— Значит, обманом завел нас? Сам золотые горы сулил, а теперь на попятный? — Он подскочил к Корневу и обеими руками вцепился в борта его комбинезона.
— Отвечай! Ну, от-ве-чай!
Корнев молча разжал скрюченные пальцы парня и с такой силой отвел его руки от себя, что тот едва удержался на ногах. Корнев спокойно обернулся к Бедокуру.
— Старик пришел?
— Ищи ветра в поле… Пропал…
— То-то и оно, — заговорил Васильич потухшим голосом, — завел нас, а сам скрылся. Как же выйдем… как же выйдем из лесу-то?
Он оглядел товарищей, но увидел только хмурые, растерянные лица. Каждый думал о своем и все вместе — о трудных верстах лесной беспредельной тропы.
К Корневу подошел Рубцов и молча бросил свои рваные, изношенные сапоги.
— Ты что?
— Как что? С тобой по горам таскался, все на себе продрал. Сам ходи в таких!
Корнев сел на поваленное дерево и протянул Рубцову ногу, обутую в цельнотянутый болотный сапог.

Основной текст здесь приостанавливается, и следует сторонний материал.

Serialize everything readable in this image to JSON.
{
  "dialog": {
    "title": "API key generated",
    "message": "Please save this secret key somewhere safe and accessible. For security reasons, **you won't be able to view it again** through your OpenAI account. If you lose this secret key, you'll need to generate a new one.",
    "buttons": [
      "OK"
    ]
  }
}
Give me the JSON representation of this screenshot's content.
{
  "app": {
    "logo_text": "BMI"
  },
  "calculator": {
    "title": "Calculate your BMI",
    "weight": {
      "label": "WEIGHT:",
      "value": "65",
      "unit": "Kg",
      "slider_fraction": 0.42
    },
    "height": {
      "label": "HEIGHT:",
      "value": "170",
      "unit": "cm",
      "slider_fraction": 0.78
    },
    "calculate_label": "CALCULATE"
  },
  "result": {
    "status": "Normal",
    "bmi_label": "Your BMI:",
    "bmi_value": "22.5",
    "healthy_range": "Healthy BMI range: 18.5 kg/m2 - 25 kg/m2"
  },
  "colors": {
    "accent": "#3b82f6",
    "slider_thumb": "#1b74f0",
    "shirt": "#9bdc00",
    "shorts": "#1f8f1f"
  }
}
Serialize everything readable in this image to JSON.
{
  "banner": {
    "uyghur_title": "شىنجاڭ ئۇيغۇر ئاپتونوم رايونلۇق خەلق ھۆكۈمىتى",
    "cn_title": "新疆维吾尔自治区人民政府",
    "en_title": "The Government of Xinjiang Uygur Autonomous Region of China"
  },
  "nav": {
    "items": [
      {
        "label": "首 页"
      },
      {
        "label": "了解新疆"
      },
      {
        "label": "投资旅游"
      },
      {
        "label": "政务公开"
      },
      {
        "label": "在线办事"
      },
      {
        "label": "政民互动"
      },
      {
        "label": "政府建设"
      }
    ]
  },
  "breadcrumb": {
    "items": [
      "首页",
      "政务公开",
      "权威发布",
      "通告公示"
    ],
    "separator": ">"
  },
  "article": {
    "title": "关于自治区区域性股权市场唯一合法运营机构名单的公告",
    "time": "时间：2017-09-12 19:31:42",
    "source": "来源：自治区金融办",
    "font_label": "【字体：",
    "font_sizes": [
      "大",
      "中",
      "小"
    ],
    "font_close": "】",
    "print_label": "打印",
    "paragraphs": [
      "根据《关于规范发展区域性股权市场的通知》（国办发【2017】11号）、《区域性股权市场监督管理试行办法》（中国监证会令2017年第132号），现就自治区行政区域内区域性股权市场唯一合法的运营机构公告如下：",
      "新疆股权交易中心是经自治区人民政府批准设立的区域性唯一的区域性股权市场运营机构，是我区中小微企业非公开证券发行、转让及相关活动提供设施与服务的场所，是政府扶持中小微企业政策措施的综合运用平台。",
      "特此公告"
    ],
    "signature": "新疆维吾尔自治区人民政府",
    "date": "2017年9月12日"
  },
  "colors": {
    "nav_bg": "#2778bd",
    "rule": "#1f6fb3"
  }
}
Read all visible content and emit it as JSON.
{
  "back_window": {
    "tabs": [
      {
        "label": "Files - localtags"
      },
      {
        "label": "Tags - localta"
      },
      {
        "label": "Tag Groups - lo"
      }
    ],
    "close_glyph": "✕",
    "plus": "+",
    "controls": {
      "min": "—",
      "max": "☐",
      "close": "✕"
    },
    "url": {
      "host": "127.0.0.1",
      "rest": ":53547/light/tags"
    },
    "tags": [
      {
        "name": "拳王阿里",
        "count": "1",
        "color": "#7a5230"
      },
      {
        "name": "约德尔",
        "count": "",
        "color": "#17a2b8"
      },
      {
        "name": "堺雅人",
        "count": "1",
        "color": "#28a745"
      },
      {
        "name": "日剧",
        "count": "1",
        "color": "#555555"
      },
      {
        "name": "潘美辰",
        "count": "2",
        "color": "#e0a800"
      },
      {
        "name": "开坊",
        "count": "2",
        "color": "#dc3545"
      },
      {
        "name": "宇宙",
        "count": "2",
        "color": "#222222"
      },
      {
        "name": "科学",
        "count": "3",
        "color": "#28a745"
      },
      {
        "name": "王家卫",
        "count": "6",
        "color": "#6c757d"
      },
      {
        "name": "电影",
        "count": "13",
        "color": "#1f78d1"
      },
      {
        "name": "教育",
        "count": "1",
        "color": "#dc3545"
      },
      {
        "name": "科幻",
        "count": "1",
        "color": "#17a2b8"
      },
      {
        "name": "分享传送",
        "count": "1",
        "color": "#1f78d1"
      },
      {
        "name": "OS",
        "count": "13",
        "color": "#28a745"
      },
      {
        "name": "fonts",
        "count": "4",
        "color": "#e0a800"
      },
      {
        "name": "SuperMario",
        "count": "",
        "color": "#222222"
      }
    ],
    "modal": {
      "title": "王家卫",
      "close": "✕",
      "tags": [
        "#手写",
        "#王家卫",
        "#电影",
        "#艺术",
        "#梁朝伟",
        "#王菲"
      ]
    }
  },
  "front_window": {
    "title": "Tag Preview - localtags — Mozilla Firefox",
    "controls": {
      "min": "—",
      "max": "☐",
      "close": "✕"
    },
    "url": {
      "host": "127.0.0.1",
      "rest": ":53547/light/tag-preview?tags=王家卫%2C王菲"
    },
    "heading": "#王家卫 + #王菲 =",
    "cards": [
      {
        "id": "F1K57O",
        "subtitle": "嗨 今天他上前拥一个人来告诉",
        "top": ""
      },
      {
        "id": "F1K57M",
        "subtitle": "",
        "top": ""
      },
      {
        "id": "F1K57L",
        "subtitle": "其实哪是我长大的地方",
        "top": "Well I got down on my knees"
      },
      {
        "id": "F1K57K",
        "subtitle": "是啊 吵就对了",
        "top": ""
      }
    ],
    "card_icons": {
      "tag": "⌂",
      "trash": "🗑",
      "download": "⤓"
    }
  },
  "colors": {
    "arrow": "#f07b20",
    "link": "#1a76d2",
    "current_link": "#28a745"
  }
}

— Ну что ж, снимай, коли перед товарищами не совестно.
Никто, даже Галкин, не поддержал Рубцова.
Не ожидавший такого оборота дела Рубцов устыдился, поднял свои сапоги и юркнул за спины товарищей.
Корнев поднялся с дерева. Голос его звучал резко и властно:
— Положение трудное, но головы вешать нечего. Выйдем по компасу. Бедокур! Выдай каждому по два сухаря и по куску сахара. С вечера приготовить рюкзаки и подремонтировать обувь. На рассвете уходим.
«НА ЮГО-ВОСТОК, ТОЛЬКО НА ЮГО-ВОСТОК!»
Горы. Кругом горы. То похожие на хмурые надгробные памятники, то заломленные и всклокоченные, словно казацкие папахи, то напоминающие гигантские купола древних соборов. Между гор ярятся потоки, белым кипением обдают скалы. Гремучие ручьи скачут с камня на камень, на сотни отдельных протоков разбиваются в падунах и струями сплошного гремящего серебра низвергаются на дно ущелий. А в ущельях — сумрак, прохлада, сырость. Лишь самые верха отвесных полированных стен освещает робкое солнце. И кажется — еще несколько шагов, и скалистый коридор упрется в непокорное темя горы, и не сыщется, ни за что не сыщется выхода из глубокого каменного колодца. Но ущелье делает крутой вираж, под прямым углом обрубает гору, и уже расступаются отвесные стены, и косое закатное солнце освещает мокрые камни; но горы снова теснятся вокруг, словно прессом, сжимают ущелье, и с каждым шагом все сужается и сужается каменный коридор… Затем ручей выбегает в широкую долину, горы далеко расходятся в стороны, и под ногами шуршит высокая наливная трава.
А вверху с немолчным гулом полчищами кружится мелкая мошкара, словно колючая пыль, пронизывающая воздух. Ни плотные сетки накомарников, сотканные из конского волоса, ни дым цигарок, ни густая смола, которой обмазаны лица, не спасают путников от назойливых атак лесного гнуса. И только когда над молчаливыми горами, над гремучей водой, над бездонными ущельями размахнет совиные крылья мутная северная ночь, люди снимают окровавленные сетки и глубоко вдыхают свежий озонированный воздух. Они спешат воспользоваться короткой передышкой и еще на несколько километров продвинуться вперед. Но цепкий кустарник оплетает колени, из-под ступней вырываются невидимые в темноте шаткие камни, и настолько трудно становится поднимать закостеневшие ноги, что кажется — надеты на них многопудовые водолазные сапоги с толстыми свинцовыми подошвами. И люди дышат порывисто, задыхаются, словно рыбы, выброшенные из воды, ловят воздух и все-таки волочат по земле разбитые ноги и медленно идут по ущелью.